No Brasil, "desistimos de ser um grande país" por "obediência à ordem global", lamentou o futuro chefe da diplomacia em seu blog, ao qual já não se podia acessar livremente na segunda-feira. Para ele, o "objetivo último [do globalismo] é romper a conexão entre Deus e o homem", escreveu.

Como Jair Bolsonaro, Araújo é um admirador fervoroso do presidente americano, Donald Trump, que, segundo ele, pode "salvar o Ocidente". Este nacionalista apaixonado adaptou o "América primeiro" de Trump ao "Brasil primeiro" e, com ele à frente do Itamaraty, Brasília poderia facilitar a Washington um maior isolamento de Cuba e Venezuela.

Araújo considera, também, que é preciso "resistir à China maoísta (sic) que dominará o mundo". Jair Bolsonaro já incomodou Pequim, acusando os chineses de "comprar o Brasil" e com sua visita a Taiwan no começo do ano.

 'Devastador'


"Vamos ver um alinhamento muito forte [do Brasil] com a administração americana", avaliou Mônica Herz, professora associada do Instituto de Relações Internacionais da PUC-Rio.
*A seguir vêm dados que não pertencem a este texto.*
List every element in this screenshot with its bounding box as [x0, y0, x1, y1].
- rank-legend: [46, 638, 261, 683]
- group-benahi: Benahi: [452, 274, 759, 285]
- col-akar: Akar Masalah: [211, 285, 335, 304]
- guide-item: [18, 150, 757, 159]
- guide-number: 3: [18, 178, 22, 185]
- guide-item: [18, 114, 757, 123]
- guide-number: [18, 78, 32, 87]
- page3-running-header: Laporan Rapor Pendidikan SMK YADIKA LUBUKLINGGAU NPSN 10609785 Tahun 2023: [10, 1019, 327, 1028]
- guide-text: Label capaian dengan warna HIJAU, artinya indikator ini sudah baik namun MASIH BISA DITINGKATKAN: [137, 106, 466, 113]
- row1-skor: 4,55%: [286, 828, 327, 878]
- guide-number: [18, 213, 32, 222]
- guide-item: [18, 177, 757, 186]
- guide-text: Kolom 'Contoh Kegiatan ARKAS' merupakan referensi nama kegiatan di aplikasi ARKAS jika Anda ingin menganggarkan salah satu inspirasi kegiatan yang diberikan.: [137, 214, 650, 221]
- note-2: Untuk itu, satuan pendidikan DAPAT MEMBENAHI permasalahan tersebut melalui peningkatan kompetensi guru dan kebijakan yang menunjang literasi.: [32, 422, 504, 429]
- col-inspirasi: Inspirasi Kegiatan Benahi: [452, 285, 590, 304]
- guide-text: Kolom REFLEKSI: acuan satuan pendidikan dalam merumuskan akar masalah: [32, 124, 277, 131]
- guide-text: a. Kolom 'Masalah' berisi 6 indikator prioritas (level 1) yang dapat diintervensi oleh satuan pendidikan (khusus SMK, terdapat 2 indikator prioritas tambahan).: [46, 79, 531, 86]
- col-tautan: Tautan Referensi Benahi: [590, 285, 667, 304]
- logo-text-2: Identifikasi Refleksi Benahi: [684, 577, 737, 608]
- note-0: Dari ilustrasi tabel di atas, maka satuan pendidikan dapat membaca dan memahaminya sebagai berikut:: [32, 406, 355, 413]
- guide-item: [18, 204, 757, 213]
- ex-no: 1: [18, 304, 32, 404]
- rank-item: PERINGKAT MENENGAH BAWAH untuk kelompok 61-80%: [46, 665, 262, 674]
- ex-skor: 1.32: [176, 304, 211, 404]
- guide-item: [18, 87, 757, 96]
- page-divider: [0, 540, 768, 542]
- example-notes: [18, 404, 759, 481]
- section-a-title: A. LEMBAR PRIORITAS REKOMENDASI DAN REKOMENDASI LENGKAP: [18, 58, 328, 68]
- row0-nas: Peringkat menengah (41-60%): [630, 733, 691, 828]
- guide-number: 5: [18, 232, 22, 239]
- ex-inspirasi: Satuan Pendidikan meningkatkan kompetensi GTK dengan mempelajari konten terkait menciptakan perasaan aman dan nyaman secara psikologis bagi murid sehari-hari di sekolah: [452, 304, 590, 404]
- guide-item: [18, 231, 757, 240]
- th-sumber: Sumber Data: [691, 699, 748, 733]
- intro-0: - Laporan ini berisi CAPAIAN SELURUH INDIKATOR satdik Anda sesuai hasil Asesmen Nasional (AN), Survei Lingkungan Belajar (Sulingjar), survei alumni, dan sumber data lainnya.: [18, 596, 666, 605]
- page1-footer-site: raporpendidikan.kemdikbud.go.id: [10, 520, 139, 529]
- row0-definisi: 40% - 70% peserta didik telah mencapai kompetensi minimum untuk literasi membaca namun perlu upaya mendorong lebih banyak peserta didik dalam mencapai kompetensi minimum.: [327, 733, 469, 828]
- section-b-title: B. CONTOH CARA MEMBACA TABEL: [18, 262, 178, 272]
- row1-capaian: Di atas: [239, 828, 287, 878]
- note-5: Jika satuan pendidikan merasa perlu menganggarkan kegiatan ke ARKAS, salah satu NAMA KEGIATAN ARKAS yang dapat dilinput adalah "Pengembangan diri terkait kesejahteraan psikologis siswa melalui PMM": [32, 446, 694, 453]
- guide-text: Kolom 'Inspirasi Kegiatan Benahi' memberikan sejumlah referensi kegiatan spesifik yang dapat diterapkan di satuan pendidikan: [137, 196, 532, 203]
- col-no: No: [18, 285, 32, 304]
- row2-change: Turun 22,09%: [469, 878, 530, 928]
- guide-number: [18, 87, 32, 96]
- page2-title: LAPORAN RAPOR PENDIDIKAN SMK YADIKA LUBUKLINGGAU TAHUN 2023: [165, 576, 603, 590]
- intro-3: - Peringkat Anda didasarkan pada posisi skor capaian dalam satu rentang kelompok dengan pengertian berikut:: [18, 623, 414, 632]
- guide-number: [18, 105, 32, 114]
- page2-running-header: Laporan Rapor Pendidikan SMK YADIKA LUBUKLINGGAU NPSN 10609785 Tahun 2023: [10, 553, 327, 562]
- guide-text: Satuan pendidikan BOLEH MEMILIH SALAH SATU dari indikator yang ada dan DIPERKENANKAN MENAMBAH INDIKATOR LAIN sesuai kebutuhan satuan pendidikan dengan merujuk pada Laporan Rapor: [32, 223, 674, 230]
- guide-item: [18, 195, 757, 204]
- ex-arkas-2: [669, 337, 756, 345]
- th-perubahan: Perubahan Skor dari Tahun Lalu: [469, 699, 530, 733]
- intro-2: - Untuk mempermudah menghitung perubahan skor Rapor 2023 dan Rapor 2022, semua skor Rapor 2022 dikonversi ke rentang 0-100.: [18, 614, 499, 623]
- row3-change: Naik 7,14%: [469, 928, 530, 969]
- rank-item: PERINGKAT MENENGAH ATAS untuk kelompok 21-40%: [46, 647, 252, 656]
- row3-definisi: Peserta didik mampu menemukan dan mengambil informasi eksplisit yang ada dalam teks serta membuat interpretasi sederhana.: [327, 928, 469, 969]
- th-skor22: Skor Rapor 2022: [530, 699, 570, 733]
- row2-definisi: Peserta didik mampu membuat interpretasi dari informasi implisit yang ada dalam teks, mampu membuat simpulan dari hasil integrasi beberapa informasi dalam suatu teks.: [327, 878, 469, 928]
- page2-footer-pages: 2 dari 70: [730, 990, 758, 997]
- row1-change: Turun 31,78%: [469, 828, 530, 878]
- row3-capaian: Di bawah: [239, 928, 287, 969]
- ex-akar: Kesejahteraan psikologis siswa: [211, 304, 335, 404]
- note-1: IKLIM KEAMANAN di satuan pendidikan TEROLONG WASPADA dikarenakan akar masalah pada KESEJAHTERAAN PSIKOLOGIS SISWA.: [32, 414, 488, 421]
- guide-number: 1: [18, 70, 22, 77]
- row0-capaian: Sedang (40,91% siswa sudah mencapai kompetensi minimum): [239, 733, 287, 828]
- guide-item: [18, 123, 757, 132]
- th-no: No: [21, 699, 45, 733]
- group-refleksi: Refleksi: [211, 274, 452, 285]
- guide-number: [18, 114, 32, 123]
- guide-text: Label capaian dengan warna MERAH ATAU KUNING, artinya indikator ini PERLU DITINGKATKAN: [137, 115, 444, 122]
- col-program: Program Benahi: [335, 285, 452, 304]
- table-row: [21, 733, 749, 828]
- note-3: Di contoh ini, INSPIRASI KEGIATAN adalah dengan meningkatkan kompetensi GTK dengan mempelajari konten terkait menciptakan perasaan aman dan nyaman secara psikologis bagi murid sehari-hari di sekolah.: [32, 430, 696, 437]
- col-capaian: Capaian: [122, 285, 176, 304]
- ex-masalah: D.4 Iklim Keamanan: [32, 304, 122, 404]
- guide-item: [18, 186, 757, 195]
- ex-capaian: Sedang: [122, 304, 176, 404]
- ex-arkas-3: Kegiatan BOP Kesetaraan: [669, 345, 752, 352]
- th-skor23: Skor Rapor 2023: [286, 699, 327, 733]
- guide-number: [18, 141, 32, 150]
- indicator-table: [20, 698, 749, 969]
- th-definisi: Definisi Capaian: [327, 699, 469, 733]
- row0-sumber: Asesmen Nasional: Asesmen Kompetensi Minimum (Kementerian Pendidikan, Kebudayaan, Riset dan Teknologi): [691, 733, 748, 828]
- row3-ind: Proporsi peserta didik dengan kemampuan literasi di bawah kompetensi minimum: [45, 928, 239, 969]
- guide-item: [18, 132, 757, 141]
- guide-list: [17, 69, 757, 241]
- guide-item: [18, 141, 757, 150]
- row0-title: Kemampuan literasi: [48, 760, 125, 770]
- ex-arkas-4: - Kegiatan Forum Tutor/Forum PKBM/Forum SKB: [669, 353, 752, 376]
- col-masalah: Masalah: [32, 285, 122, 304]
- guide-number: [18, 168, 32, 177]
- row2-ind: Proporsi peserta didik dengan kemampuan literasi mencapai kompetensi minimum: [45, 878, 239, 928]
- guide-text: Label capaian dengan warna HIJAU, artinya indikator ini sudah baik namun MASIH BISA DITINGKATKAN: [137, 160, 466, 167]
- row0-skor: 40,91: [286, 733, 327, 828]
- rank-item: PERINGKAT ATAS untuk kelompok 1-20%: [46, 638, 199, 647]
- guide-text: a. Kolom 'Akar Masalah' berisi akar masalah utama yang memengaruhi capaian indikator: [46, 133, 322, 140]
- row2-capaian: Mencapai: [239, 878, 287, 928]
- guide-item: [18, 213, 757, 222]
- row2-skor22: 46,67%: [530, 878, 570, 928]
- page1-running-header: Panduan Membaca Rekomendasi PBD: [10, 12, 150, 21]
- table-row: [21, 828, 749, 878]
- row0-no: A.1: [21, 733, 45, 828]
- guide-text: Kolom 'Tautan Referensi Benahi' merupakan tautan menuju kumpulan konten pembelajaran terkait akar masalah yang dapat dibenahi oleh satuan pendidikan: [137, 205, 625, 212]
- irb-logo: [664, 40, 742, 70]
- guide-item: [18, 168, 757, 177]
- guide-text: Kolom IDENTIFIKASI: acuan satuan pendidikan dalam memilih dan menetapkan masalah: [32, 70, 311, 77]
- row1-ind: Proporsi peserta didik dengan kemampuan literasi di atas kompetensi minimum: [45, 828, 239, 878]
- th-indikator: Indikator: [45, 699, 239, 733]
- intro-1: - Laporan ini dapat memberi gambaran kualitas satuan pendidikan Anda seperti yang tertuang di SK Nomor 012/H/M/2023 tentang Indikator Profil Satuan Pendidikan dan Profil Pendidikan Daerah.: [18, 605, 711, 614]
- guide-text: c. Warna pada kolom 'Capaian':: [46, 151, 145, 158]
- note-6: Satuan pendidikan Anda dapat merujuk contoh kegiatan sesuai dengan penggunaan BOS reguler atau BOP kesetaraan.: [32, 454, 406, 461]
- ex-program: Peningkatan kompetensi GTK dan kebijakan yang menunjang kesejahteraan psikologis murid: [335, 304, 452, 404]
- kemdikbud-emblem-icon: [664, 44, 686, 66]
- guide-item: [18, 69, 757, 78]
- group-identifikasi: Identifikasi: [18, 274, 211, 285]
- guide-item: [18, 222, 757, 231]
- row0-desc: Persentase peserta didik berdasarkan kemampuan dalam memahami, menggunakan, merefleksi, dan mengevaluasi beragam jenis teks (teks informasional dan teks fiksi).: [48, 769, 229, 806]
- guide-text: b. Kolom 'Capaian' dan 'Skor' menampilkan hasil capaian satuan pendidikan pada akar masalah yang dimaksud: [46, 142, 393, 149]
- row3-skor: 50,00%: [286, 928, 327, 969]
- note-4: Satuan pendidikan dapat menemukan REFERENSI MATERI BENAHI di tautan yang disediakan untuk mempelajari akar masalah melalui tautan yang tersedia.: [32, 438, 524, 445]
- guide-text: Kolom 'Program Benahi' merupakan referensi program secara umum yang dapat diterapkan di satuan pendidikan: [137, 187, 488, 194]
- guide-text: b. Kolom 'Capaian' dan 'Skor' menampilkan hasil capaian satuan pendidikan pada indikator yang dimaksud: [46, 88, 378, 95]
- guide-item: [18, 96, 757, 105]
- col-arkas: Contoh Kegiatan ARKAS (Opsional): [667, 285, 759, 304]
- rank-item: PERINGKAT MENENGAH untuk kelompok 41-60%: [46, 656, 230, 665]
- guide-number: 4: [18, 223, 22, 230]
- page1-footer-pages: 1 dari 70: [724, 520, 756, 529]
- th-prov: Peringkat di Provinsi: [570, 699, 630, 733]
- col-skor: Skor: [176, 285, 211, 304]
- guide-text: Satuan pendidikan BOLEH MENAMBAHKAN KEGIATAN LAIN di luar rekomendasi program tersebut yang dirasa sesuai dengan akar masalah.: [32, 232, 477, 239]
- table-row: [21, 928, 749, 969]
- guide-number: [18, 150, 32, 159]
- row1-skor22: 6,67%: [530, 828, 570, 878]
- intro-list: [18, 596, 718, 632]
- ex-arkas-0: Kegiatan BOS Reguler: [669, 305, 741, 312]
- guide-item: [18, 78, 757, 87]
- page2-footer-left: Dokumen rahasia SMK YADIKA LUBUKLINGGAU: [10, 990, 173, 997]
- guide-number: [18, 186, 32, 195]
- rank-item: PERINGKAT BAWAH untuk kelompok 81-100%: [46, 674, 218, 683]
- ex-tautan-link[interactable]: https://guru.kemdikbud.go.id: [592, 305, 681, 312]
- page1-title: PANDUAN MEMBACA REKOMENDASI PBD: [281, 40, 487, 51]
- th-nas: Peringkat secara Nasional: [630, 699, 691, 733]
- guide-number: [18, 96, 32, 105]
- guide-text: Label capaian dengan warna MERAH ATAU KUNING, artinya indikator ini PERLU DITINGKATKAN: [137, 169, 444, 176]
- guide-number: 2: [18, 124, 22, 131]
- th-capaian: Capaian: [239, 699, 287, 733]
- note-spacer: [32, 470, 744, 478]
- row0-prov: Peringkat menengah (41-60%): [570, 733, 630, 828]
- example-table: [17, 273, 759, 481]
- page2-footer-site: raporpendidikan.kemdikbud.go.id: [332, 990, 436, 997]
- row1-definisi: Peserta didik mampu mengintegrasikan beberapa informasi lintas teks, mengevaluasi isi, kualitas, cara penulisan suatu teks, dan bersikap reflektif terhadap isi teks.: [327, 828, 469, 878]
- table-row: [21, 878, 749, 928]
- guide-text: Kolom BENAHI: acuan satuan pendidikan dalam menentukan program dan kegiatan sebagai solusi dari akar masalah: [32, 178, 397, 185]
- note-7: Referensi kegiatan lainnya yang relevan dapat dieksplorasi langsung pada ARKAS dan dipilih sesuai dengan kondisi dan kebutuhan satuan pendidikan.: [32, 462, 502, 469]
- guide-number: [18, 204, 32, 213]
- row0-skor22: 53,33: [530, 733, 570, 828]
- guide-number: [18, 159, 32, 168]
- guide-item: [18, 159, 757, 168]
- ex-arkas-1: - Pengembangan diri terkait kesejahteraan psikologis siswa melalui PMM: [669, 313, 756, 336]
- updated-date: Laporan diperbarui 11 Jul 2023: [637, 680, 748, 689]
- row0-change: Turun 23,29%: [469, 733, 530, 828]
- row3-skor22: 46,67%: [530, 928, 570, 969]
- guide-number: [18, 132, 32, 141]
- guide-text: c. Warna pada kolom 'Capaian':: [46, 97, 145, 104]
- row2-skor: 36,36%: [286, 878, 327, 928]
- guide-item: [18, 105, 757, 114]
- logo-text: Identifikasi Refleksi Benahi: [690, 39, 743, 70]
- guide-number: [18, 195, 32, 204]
"As relações com a América Latina podem sofrer e a preocupação mais evidente é a China, embora também a Europa" preocupe. Araújo qualificou o Velho Continente de "espaço culturalmente vazio".

"De fato, as relações [do Brasil] com várias partes do mundo vão sofrer", acrescentou Herz.

"Ignorar a importância da China ou do mundo árabe poderia ser devastador não só em termos diplomáticos, mas também para a economia brasileira", avaliou Fernanda Magnotta.

"Em 2017, a China foi o primeiro mercado de exportação do Brasil, com ingressos de 47 bilhões de dólares, da soja ao ferro", destacou a analista. Além disso, o país é o primeiro exportador mundial de carne Halal, que seguem regras de produção permitidas pelos muçulmanos.

Assim, tanto a transferência da embaixada brasileira de Tel Aviv para Jerusalém, como uma possível saída do Acordo de Paris sobre o Clima - duas medidas muito polêmicas sugeridas por Bolsonaro - encontrariam "uma forte resistência, especialmente de sua equipe econômica e do agronegócio, do qual Bolsonaro precisa para governar", acrescentou.

Araújo se expõe também a uma "forte oposição" dentro do próprio Itamaraty, cuja "tradição repousa nos princípios do multilaterialismo", considerou Magnotta.

'Projeto totalitário'


(foto: Valter Campanato/Agencia Brasil)
(foto: Valter Campanato/Agencia Brasil)
O ódio do futuro chanceler ao Partido dos Trabalhadores (PT) do ex-presidente Luiz Inácio Lula da Silva (2003-2010), que governou o País durante 13 anos, só se iguala ao do próprio Bolsonaro. Com os olhos voltados agora para o norte, espera-se que a nova diplomacia dê as costas a antigos amigos e deixe para trás a cooperação sul-sul.

Em seu blog, Araújo renomeou o PT de "Projeto Totalitário", que criminalizou "tudo o que é bom e puro: a família, a propriedade privada, o sexo (...) heterossexual, a fé em Deus, o patriotismo".

Até mesmo "carne vermelha, o ar-condicionado, o petróleo, ou qualquer energia eficiente e barata", em nome das mudanças climáticas.

Ernesto Araújo foi escolhido, porque "expressa muito claramente a visão" de mundo de Bolsonaro, avaliou Mônica Herz. "Estavam procurando alguém que falasse às suas bases, com seus valores ultraconservadores, e uma forte interação entre religião e política", completou.